On 24 November 1017, in his last known act, William and his optimates (magnates) witnessed the consecration of Borrell, whose election he had confirmed three days earlier (21 November), as the Bishop of Roda. Shortly afterwards, either in that same year or early in 1018, William led an expedition into the Val d'Aran, probably to claim his hereditary rights there.

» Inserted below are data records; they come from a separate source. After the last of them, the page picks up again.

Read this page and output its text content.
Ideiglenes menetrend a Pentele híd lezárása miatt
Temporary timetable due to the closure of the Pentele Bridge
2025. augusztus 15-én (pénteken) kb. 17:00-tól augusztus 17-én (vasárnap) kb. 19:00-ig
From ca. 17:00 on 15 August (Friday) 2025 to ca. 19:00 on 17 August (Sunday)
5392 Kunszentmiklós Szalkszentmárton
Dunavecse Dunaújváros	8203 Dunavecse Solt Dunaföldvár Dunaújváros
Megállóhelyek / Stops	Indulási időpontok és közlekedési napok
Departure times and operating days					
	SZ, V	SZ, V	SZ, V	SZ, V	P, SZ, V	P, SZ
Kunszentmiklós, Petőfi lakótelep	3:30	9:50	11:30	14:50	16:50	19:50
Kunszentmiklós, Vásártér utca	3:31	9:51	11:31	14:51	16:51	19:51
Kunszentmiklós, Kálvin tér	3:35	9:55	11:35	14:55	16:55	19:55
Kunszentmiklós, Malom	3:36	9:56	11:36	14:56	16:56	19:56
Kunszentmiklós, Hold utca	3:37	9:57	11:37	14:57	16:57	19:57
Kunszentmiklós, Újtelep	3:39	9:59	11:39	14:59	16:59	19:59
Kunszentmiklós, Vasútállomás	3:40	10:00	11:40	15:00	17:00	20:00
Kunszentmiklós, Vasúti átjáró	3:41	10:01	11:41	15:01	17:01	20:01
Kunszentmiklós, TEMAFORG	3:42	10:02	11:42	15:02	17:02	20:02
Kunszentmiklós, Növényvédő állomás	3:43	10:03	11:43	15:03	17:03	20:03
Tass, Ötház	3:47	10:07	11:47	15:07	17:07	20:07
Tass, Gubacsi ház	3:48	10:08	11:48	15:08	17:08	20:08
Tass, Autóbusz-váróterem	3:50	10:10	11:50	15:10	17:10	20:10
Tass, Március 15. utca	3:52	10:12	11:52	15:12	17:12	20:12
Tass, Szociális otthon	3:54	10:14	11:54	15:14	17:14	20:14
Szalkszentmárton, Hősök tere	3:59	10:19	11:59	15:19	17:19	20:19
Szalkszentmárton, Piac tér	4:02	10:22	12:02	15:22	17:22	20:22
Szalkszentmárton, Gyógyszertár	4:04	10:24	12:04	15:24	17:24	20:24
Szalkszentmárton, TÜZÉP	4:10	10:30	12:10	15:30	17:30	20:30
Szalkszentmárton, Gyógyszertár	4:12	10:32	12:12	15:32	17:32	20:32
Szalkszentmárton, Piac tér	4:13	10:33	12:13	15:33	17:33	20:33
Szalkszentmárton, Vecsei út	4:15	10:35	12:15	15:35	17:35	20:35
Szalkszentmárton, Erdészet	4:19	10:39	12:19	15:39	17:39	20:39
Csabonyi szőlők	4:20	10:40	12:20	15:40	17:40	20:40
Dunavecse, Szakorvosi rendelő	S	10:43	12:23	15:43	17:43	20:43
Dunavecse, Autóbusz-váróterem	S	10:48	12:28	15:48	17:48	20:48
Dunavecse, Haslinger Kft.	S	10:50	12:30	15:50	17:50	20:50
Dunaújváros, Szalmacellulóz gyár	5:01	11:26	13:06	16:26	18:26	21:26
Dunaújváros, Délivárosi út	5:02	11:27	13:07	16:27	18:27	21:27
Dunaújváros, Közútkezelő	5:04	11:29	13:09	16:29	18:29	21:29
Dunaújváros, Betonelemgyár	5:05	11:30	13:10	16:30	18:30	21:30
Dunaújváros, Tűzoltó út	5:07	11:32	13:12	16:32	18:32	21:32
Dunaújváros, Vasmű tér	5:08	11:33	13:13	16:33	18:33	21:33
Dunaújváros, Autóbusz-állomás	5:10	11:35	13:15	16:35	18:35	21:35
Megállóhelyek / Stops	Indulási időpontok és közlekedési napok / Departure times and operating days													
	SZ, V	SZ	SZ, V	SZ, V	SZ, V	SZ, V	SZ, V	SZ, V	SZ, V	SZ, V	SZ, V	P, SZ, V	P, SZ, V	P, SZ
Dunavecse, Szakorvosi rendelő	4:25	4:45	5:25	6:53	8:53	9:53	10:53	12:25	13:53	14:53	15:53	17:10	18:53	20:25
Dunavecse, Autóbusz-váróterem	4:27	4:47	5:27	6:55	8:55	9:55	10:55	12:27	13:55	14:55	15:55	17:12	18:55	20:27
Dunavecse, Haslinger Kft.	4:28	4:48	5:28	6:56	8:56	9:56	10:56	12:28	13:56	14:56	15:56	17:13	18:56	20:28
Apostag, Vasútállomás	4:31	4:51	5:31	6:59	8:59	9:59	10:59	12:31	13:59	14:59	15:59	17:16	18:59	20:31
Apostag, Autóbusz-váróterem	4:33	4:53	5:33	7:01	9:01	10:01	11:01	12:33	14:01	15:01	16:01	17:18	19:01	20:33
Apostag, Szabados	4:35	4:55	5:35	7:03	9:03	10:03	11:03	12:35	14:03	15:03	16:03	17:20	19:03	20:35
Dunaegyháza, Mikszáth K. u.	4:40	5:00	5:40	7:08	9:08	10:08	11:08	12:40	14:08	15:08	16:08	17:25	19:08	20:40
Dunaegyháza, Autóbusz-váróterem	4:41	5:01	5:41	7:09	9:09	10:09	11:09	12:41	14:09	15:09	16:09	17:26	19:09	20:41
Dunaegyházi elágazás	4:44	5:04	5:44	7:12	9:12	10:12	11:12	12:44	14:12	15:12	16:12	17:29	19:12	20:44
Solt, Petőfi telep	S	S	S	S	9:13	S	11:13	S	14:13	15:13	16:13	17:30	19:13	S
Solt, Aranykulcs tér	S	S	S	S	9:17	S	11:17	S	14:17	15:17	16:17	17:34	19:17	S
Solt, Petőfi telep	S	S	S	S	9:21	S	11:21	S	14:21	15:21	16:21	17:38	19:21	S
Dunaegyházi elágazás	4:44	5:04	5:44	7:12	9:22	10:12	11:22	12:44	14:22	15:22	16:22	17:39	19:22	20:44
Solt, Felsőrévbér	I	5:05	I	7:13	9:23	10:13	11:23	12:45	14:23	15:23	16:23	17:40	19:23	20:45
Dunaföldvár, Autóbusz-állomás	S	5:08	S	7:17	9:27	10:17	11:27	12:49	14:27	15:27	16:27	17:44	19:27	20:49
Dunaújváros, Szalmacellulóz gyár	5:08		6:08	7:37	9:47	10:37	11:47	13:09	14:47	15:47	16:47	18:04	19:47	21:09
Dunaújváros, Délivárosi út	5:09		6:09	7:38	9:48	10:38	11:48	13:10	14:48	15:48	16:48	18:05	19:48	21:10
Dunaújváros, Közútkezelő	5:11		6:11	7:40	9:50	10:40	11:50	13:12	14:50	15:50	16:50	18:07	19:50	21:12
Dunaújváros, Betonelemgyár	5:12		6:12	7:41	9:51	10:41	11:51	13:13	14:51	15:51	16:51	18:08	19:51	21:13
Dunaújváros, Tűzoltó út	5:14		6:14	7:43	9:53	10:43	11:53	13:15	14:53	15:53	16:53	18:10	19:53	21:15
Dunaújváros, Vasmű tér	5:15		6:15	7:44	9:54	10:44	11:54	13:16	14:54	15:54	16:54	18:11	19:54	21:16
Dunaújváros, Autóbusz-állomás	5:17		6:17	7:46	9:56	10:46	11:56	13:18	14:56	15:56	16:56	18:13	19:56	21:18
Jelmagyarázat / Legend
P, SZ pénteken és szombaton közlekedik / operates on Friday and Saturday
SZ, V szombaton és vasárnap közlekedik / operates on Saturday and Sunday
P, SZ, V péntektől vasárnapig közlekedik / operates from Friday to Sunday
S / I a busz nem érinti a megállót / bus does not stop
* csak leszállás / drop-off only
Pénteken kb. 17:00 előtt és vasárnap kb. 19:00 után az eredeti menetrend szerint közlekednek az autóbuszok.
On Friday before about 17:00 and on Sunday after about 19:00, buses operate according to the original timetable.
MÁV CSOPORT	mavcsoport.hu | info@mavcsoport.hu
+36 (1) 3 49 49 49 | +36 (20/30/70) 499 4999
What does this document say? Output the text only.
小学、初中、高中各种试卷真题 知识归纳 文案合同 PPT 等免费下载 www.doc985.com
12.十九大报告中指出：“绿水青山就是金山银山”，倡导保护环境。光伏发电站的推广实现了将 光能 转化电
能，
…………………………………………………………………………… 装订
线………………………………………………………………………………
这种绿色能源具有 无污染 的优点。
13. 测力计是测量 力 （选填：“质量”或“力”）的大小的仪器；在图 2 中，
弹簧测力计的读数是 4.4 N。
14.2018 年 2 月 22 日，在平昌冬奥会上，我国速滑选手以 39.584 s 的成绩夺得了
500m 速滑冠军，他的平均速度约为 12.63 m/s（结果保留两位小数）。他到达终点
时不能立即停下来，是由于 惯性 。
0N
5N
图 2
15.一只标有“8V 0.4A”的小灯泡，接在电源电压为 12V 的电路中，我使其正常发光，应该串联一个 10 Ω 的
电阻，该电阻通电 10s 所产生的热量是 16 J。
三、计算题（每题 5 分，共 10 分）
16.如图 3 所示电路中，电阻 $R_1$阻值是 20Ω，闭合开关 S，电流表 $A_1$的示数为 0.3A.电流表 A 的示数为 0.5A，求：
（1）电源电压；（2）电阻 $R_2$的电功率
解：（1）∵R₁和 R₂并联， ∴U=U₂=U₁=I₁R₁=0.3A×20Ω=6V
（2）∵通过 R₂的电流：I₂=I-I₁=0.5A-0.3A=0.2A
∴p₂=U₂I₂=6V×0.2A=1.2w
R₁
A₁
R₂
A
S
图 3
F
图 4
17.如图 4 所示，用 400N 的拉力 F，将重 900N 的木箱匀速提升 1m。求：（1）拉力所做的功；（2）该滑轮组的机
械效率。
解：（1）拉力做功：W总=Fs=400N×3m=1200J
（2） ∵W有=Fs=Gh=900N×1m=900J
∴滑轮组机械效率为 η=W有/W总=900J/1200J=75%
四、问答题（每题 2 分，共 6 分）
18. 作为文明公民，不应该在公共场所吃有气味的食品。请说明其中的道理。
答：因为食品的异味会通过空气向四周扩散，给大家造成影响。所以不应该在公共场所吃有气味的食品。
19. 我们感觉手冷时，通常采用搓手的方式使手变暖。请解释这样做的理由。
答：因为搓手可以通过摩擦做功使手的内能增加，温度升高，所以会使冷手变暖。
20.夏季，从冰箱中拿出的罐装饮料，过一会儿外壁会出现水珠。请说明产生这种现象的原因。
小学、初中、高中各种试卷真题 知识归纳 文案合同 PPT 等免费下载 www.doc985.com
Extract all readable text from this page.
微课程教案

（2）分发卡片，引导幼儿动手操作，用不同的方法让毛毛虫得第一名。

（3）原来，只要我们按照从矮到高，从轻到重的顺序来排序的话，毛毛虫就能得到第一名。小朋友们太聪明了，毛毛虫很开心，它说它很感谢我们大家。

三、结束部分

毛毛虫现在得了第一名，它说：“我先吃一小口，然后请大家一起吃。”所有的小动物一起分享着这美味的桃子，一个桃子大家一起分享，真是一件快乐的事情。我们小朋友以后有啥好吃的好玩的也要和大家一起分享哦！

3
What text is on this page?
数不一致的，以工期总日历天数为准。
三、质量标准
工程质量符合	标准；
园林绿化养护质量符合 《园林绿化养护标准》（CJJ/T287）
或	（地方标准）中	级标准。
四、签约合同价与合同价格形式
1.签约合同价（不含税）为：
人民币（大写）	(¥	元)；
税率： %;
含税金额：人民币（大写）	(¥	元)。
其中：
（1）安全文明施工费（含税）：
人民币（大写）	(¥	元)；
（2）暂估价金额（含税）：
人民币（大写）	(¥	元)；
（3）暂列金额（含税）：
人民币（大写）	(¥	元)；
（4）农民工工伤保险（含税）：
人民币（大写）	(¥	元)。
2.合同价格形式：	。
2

When the domains of his great-great-grandfather, Raymond I, the first independent count of Pallars and Ribagorza, had been divided between his sons, William's great-grandfather Bernard Unifred received Ribagorza, while Bernard's brother Bishop Atto of Roda received the Val d'Aran. According to the Crónica de Alaón, when William tried to reclaim it in the name of his father and grandfather, Raymond II, apparently claiming that it had reverted to his line with the death of Atto, the inhabitants of the valley assassinated him:

This one [William Isarn] the men killed in Aran, [because he was] reclaiming that land, alleging that it had belonged to his father [Isarn] and his grandfather [Raymond II] and above all the bishop Atto, brother of Count Bernard. Upon hearing that he was reclaiming the aforesaid land according to hereditary right, they said among themselves, "This is the heir, come, let us kill him and his inheritance will remain with us".

William's death and that of his protector Count Sancho of Castile only a short while earlier on 5 February 1017 left a vacuum of power in Ribagorza, which was quickly filled by King Sancho III of Pamplona, who had married the count of Castile's daughter Muniadona.